Naquele momento o fio dos seus pensamentos se deteve de repente. Ele parou e levantou o olhar. Estava numa rua estreita, com algumas lojinhas escuras perdidas entre residências. Bem por cima de sua cabeça pendiam três fanadas esferas de metal, que tinham jeito de haver sido douradas. Pareceu-lhe conhecer o lugar. Pois, claro! Estava diante da quinquilharia onde comprara o diário!

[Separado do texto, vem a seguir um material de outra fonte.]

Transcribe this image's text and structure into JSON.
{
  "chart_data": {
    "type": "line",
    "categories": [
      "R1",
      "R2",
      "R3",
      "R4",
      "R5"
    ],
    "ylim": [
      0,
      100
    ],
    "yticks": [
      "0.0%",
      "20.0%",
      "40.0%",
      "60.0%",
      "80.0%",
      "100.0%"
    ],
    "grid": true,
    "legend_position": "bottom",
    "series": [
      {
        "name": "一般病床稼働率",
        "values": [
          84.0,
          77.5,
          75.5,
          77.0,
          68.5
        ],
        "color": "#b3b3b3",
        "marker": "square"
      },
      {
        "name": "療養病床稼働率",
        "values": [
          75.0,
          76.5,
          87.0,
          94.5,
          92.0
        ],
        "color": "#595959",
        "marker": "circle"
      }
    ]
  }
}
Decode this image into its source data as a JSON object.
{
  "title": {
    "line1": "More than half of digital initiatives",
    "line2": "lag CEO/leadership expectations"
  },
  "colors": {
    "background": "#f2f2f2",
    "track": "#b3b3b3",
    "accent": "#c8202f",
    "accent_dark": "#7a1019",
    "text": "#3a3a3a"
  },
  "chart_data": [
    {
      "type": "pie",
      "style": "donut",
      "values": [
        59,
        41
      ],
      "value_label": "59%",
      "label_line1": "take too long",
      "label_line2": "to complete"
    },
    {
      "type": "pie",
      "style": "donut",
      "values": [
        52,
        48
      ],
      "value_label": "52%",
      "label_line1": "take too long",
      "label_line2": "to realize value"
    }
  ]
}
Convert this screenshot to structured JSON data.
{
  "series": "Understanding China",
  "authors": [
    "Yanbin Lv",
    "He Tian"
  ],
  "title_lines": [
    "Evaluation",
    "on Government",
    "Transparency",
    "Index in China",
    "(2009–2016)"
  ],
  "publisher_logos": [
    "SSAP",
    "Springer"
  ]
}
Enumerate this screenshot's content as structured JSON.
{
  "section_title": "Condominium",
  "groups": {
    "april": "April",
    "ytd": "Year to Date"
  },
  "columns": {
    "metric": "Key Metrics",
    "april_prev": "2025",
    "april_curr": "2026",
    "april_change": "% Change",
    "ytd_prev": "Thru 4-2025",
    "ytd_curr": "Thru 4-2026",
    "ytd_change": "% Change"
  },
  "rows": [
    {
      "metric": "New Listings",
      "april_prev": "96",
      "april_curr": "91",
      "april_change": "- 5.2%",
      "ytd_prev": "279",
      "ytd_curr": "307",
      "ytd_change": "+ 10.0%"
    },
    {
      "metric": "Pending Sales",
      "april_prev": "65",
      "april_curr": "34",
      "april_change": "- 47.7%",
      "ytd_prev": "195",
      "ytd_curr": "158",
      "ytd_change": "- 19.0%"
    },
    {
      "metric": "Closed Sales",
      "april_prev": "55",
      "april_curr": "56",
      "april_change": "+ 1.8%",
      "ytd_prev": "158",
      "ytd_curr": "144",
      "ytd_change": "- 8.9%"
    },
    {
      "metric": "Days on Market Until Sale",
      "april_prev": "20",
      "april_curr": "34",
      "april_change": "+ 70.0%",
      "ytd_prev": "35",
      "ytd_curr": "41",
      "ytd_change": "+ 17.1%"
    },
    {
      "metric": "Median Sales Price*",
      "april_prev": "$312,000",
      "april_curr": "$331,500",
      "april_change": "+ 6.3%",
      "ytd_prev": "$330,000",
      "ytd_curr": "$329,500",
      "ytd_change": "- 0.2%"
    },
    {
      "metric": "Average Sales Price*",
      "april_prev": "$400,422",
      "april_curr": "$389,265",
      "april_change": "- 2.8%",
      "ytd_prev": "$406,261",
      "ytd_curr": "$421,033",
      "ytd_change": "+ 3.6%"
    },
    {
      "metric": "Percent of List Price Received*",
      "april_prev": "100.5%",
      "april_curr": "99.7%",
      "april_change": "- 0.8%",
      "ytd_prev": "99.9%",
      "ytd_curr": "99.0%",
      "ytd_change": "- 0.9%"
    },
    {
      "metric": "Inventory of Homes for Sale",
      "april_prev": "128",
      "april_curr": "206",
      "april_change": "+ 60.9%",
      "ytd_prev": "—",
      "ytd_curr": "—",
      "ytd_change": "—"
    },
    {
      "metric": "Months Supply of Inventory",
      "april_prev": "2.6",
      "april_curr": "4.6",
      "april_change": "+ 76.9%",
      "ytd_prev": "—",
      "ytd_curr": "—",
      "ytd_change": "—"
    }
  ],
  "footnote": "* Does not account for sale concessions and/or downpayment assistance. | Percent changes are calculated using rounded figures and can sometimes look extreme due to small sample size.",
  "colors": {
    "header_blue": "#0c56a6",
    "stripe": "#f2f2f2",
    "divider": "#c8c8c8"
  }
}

Um arrepio de medo o agitou. Já fora bastante ousado comprar o livro, e jurara nunca mais se aproximar da casa. Entretanto, no momento em que deixava o pensamento vaguear, os pés o levavam para lá, por iniciativa própria. Era exatamente contra impulsos suicidas dessa natureza que esperara se defender, iniciando o diário. Observou ao mesmo tempo que embora fossem quase vinte e uma horas, a loja continuava aberta. Com a sensação de que daria menos na vista entrando do que ficando na calçada, entrou. Se perguntassem, responderia, plausivelmente, que procurava lâminas de barba.
O proprietário acabava de pendurar do teto um mal cheiroso candeeiro de azeite. Era um homem de seus sessenta anos, frágil e arcado, de nariz comprido, benévolo, olhos calmos deformados pelos óculos grossos, Tinha cabelo quase branco, mas as sobrancelhas eram bastas e pretas. Os óculos, e seus movimentos exageradamente gentis, e o fato de usar paletó de veludo negro, davam-lhe um ar indefinível de intelectualidade, como se fosse literato, ou músico talvez. A voz era suave, parecia desbotada e sua prosódia era menos dissonante do que a da maioria dos proles.
-Reconheci o senhor na rua, - disse, imediatamente. - Foi o senhor que me comprou aquele álbum de recordações. Papel lindo, um mimo para uma moça. Linho creme, chamava-se.